Saturday, November 9, 2019

Why I'll Never Buy Another Parakeet from a Pet Store

Full disclosure: as a child, I was given parakeets as a pet.  They lived lives of medium length, alone in cages that were probably too small for them, with little in the way of dietary or intellectual enrichment, aside from the ubiquitous bird mirror.  It was wrong to keep them that way - I know that now, but at the time, I had no idea how bad my care was.  This was all in the days before the Internet and putting yourself in your pet's footprints, and I can't change it, but I'm profoundly sorry for it now that I do know better.

I was browsing at my local "big chain" petstore the other day, as I'm wont to do; I don't demonize these establishments, though I'm increasingly uneasy with the idea of buying animals from them.  Still, I do enjoy going and looking in on the animals there, checking to be sure they're being cared for properly, and chatting with the other shoppers and staffers.  On this occasion, I wandered over to the parakeets, and stood for some time, watching their antics and enjoying their chattering.  And that's when I had a small epiphany.

Parakeets are designed by nature to be flock birds, as most birds are.  But with parakeets, those flocks can be hundreds or thousands strong.  I'd love to see one in person someday; it must be a real sight for the soul.  My point is, which I realized with a bit of a start, parakeets are not meant to be solitary birds with only humans as companions.  Nature simply didn't make them that way. 
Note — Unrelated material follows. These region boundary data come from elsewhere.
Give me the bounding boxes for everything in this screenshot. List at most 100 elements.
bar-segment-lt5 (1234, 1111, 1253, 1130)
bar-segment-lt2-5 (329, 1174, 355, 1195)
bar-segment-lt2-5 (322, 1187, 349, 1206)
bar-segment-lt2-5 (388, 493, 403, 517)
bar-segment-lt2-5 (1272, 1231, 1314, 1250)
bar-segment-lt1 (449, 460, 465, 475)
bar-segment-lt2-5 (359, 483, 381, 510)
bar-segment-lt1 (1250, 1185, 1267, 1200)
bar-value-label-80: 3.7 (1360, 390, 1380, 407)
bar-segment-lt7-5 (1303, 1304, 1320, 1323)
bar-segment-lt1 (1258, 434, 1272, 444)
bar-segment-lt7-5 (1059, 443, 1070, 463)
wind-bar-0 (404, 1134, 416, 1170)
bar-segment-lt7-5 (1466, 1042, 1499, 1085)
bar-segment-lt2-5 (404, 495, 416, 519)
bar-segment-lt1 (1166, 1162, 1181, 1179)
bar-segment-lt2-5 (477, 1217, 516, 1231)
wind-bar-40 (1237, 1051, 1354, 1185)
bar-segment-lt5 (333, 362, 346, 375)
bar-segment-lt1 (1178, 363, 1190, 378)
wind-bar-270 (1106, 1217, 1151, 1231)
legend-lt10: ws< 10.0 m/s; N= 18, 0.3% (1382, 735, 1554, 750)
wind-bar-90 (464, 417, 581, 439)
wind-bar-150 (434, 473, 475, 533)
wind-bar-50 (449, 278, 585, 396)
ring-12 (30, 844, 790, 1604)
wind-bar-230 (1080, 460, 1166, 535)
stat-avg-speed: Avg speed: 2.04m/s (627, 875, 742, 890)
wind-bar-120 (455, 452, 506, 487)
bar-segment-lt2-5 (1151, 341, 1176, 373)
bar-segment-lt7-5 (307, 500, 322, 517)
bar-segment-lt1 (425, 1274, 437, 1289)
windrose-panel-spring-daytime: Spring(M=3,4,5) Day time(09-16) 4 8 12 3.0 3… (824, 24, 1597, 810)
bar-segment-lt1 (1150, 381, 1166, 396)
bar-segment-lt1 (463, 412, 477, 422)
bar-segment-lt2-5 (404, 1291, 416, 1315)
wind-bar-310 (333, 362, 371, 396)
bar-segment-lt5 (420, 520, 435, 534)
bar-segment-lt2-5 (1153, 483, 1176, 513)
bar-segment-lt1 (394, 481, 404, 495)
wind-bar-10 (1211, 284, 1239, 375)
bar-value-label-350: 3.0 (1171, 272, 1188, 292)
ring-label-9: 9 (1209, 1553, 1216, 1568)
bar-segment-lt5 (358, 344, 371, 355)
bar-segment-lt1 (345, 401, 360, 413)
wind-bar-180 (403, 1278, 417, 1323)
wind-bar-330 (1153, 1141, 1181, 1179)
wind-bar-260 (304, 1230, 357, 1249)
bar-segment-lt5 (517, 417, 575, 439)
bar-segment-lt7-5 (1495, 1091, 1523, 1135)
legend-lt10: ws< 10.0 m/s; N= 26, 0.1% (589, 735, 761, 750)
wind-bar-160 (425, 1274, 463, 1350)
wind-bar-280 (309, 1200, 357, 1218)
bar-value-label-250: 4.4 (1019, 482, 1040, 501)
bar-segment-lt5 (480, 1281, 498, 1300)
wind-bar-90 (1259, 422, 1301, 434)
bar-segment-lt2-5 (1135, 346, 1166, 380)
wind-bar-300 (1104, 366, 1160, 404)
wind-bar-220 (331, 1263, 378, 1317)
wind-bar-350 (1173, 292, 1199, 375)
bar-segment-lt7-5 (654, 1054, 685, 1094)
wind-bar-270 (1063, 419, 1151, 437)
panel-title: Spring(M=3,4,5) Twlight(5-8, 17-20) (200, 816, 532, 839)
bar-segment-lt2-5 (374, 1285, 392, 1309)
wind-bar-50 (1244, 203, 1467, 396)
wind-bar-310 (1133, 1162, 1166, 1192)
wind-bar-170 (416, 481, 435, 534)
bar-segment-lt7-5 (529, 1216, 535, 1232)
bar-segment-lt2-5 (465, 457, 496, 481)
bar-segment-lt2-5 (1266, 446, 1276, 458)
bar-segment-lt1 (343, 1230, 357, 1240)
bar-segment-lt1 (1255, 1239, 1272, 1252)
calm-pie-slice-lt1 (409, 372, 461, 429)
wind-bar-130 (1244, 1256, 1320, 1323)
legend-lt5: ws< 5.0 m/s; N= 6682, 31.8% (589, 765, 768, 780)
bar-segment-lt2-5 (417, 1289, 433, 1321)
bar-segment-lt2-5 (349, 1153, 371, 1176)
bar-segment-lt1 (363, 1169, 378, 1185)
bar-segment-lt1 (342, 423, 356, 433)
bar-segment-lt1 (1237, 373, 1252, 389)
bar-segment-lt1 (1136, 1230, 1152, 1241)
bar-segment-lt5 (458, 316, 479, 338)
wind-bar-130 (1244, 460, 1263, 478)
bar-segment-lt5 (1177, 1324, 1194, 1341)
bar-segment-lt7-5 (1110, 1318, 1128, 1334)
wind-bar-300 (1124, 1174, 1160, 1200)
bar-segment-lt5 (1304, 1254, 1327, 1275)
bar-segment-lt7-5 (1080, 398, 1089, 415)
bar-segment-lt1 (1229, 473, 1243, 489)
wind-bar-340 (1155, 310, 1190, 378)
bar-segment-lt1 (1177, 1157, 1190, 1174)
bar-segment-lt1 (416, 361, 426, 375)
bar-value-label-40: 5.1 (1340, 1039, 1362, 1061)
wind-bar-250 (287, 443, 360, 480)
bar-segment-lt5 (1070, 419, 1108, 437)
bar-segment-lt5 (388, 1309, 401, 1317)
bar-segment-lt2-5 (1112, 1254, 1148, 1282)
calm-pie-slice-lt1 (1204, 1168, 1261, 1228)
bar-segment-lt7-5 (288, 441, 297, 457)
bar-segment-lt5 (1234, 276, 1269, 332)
In most pet stores, parakeets are now kept in large-ish enclosures that give them ample room to flutter their feather-clipped wings and socialize with other members of a flock in relative harmony.  This is the only life they have ever known since leaving their nest - life as part of a flock.  If you stand and watch parakeets in a pet store, they are constantly interacting with one another - grooming, playing, courting.  This is their entire life, and their definition of happiness.

Enter the human.  Most people who buy parakeets buy one, and only one.  In fact, some people believe that in order to bond with your parakeet, you MUST have only one, or they will bond with each other and not with you.  I don't know the truth or falsehood behind that statement, but what I do know is that it must be a jarring and traumatizing experience for the bird - to be suddenly removed from their flock, the only family they have ever known, popped into a cardboard box, and emerge into solitary confinement in a much smaller habitat than they have ever known in their short lives.

Birds are not meant to be solitary creatures... note the aforementioned flock environment... but neither were they designed by nature to befriend humans.  Parakeets are not domesticated animals.  They are TAME animals, exotic pets that are, at their core, still identical to their wild counterparts.  Trapped in a small cage all by themselves, deprived of their flock, they will eventually seek out interaction and companionship with the next best thing - their human caretakers - but the damage to their small minds and hearts must be devastating.  There's a reason why torturers use solitary confinement as the ultimate punishment for human prisoners, and a reason why Stockholm Syndrome (a condition where a captive will begin to empathize with, even care for, his or her captor) exists - social creatures cannot tolerate being on their own.  Birds forcibly removed from a flock will ultimately turn to humans for companionship, yes... but it's because they have to, not because they want to.

Watching the parakeets play and socialize together in the pet store that day, I decided then and there that I'd never buy a bird from a pet store again.

If I ever do decide to get a bird, I'll find myself a rescue or a breeder who has socialized their birds to humans in a caring and nurturing way, so that a friendship between bird and human can happen in a proper way - not as a result of emotional starvation.  And if I get a bird, I won't get just one.  I'll get two... not a substitute for a flock, maybe, but better than nothing.  If I befriend a bird, I want my friendship to take place on level ground... not because I'm manipulating an animal's hardwired need for companionship to suit my own desires.